今日もリュイスちゃんはかわいい。彼女を眺めているだけで、昨夜の夢も忘れられそうな気がした。
寝顔も寝起きの顔もできればずっと見ていたいけれど、残念なことにそろそろ起きて出発しないといけない。
彼女が寝ている間に後片付けは終えているので、あとは彼女の準備が整うのを待つだけだ。
その間、わたしは太陽の位置などから方角を確認。それから、なにか普段と違うことがないか、周囲を警戒する。旅を始めたばかりのこんな場所で、変わったことも特にないとは思うけど、念のため――
「……?」
なにか、かすかに物音が聞こえた気がして、わたしはその場にしゃがみ込み、地面に手を置いた。
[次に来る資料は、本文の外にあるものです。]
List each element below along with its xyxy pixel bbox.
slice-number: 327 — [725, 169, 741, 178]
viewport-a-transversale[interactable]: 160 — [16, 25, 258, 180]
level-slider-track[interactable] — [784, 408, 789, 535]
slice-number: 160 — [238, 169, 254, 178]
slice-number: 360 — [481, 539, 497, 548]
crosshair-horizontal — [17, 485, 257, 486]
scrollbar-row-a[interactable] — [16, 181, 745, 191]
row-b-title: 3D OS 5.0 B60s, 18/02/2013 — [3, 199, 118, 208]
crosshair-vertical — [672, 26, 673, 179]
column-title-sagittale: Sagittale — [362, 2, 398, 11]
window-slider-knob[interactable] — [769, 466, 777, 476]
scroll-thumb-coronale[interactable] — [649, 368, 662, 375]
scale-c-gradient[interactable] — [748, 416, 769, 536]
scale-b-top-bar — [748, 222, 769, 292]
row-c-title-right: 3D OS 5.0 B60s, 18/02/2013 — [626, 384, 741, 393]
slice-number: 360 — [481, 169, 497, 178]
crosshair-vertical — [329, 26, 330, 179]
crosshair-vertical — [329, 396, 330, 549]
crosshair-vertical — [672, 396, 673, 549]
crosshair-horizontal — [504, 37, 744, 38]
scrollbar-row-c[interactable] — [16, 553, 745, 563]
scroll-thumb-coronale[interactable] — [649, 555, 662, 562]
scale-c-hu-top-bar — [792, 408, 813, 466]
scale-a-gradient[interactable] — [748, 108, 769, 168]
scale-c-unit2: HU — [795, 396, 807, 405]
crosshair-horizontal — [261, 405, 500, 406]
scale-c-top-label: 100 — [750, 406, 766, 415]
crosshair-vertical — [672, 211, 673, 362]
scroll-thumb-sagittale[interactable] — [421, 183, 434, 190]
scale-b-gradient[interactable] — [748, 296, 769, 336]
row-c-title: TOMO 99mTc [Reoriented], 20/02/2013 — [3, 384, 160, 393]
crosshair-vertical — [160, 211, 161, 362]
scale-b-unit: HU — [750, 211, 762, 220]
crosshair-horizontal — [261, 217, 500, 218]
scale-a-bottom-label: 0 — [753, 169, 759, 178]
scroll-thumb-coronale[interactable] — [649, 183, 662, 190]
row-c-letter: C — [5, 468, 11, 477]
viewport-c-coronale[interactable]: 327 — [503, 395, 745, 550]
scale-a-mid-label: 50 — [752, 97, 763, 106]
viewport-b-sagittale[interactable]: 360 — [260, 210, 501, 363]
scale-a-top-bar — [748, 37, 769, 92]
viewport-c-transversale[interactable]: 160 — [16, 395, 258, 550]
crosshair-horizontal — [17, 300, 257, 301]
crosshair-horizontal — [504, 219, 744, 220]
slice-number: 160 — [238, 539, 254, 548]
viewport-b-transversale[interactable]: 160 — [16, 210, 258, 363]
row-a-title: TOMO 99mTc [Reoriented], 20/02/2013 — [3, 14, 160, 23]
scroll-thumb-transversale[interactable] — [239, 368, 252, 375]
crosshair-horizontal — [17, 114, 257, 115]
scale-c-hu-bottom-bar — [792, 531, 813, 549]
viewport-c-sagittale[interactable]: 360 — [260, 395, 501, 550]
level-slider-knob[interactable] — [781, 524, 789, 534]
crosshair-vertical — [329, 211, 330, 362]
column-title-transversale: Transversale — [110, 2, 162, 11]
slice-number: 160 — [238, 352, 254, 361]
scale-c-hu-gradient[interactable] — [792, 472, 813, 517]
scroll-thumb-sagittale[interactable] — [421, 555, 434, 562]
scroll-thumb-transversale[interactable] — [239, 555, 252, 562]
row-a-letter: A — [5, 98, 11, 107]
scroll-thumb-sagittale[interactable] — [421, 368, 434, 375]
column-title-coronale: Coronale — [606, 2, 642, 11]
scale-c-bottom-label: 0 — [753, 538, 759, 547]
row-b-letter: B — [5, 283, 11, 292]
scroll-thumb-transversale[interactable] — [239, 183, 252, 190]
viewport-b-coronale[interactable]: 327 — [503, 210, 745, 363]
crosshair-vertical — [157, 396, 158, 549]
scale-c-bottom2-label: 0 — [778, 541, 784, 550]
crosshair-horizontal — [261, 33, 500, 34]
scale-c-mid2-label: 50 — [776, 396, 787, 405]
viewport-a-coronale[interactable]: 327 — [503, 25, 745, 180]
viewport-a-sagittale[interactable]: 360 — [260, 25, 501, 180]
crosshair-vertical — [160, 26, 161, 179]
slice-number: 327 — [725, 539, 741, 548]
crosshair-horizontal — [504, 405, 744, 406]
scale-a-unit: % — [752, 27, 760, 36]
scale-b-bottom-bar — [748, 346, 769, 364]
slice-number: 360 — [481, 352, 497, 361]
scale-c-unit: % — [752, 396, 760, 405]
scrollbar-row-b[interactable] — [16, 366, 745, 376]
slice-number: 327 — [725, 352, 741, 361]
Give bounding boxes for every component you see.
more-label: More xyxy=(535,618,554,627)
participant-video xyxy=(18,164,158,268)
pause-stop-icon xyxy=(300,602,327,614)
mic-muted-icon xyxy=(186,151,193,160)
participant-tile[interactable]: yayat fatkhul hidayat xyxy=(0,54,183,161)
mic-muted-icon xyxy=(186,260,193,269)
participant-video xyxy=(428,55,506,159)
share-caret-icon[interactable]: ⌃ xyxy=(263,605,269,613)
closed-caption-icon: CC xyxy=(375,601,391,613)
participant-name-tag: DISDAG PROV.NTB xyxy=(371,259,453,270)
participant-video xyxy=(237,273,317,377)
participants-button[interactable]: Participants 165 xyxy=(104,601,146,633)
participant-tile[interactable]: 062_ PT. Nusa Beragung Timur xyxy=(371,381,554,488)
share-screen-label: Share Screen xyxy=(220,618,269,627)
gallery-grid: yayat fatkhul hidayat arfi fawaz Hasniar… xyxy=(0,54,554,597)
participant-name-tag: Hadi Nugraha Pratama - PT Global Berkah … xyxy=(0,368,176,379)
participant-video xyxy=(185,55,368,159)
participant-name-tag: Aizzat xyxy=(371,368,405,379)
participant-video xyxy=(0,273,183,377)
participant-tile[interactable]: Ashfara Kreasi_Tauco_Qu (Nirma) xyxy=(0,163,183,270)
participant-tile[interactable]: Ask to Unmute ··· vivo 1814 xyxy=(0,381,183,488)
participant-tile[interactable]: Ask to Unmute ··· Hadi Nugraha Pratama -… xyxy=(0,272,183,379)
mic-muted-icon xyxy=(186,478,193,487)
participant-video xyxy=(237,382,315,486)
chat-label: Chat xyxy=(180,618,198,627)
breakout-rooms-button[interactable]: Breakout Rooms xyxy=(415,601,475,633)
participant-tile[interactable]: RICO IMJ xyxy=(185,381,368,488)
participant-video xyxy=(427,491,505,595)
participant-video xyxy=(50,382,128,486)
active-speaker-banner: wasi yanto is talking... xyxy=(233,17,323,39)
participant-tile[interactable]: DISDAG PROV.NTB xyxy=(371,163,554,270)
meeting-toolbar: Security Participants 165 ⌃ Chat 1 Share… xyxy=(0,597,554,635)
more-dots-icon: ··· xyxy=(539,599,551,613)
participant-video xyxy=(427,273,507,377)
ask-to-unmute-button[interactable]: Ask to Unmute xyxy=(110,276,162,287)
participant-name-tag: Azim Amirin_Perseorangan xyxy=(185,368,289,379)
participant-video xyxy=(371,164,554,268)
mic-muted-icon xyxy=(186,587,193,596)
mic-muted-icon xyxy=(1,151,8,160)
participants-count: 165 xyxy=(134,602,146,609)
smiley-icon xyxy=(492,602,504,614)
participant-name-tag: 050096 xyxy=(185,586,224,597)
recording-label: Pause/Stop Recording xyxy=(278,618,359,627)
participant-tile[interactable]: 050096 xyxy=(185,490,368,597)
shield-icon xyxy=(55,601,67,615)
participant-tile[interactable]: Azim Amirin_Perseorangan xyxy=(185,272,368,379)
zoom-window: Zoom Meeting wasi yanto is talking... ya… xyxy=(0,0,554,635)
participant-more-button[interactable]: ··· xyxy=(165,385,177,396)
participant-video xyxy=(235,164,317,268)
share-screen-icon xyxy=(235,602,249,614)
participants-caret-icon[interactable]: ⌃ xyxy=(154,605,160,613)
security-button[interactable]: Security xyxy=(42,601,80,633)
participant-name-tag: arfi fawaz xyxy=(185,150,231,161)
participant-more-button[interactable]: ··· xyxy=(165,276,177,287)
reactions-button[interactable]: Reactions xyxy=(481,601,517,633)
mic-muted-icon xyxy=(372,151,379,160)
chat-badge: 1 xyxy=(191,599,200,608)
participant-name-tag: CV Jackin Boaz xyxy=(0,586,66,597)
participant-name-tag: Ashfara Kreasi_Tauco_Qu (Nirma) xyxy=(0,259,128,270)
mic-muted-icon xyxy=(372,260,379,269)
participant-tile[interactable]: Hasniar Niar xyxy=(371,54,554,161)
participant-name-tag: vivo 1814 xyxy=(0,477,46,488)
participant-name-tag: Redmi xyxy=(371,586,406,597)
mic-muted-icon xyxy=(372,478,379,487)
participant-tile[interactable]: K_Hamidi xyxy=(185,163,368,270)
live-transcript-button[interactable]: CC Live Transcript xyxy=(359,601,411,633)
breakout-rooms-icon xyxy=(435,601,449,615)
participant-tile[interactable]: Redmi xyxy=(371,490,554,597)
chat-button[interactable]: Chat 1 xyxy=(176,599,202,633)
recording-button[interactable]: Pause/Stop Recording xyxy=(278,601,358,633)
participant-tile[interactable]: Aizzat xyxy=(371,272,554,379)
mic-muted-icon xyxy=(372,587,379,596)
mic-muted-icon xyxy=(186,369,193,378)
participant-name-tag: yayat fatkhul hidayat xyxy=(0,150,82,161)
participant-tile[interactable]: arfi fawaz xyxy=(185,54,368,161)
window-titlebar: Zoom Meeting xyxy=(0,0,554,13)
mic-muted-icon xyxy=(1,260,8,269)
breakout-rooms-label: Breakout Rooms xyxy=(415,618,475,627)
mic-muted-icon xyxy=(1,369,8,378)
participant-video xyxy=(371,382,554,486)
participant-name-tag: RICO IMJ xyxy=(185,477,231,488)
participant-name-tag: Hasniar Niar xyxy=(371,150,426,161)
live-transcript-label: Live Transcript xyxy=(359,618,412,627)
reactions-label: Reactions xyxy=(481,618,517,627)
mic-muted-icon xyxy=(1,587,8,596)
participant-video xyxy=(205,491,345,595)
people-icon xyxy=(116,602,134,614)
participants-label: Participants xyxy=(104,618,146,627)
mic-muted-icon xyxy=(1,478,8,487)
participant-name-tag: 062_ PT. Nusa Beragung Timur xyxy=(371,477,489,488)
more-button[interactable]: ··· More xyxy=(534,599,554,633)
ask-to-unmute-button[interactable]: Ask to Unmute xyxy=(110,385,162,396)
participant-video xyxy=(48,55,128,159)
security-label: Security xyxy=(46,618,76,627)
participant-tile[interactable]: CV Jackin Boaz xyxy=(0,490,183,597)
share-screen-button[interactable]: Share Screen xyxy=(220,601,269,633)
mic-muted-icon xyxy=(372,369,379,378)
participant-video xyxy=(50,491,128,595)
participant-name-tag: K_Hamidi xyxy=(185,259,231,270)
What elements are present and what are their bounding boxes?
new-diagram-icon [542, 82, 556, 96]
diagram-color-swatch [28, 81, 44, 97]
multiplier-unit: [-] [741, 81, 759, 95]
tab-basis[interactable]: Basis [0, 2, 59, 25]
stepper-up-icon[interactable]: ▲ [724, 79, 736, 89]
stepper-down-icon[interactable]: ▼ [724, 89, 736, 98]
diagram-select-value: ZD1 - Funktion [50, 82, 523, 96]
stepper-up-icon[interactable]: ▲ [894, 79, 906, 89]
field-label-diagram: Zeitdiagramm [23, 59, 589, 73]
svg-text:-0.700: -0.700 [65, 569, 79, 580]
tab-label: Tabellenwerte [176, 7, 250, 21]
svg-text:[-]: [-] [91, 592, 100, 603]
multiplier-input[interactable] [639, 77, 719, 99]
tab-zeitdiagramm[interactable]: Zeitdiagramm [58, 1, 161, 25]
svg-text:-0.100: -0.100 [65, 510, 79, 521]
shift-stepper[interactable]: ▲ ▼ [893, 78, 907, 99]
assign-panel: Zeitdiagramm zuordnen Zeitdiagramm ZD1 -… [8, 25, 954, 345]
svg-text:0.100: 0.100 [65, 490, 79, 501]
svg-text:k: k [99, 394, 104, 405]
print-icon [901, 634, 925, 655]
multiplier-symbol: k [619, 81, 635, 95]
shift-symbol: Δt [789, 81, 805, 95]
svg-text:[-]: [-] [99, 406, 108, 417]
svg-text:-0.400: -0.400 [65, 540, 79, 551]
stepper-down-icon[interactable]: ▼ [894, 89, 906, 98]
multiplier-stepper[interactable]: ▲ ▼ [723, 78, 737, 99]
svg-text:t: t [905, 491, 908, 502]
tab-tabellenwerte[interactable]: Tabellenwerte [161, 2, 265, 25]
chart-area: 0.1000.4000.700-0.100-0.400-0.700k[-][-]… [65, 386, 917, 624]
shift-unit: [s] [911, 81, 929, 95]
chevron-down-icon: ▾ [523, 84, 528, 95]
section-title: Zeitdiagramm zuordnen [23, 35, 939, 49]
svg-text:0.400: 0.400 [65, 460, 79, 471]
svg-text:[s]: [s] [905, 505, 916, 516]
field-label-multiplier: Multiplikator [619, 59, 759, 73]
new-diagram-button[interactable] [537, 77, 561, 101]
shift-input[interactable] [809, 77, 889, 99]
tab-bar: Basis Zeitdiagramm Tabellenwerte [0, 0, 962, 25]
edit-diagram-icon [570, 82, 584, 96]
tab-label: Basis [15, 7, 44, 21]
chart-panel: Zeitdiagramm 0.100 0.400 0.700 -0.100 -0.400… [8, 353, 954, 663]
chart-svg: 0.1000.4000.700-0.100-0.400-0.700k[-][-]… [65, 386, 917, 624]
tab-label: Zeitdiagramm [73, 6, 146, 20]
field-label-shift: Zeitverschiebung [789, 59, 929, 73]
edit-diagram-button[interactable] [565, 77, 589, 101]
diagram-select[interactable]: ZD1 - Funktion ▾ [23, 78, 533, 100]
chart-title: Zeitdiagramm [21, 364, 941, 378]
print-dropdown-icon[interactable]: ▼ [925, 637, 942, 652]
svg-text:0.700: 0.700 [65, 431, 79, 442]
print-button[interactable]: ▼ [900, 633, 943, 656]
手の平から伝わる振動は、馬や馬車ほど騒がしくはなく、しかしある程度の重量を持った複数人の足音を届かせる。おそらく、金属鎧を着た誰かが歩いている音だ。
ここは街道のすぐ近くだし、わたしたち以外の旅人が近づいていてもおかしくない。
とはいえ、以前の旅で経験したように、こちらを襲おうとする一団などの可能性もある。警戒はしておいたほうがいいだろう。
手近な樹々を駆け登り、樹上から周囲を見回す。すると、王都のほうからこちらに近づいてくる複数の人間を見受けられた。
槍を携えた戦士っぽいのに、聖服を身につけた神官っぽいの。とんがり帽子とローブを纏う魔術師っぽいのに、それから…………
「――……リュイスちゃん」
わたしは下にいるリュイスちゃんに、一方的に声を掛けた。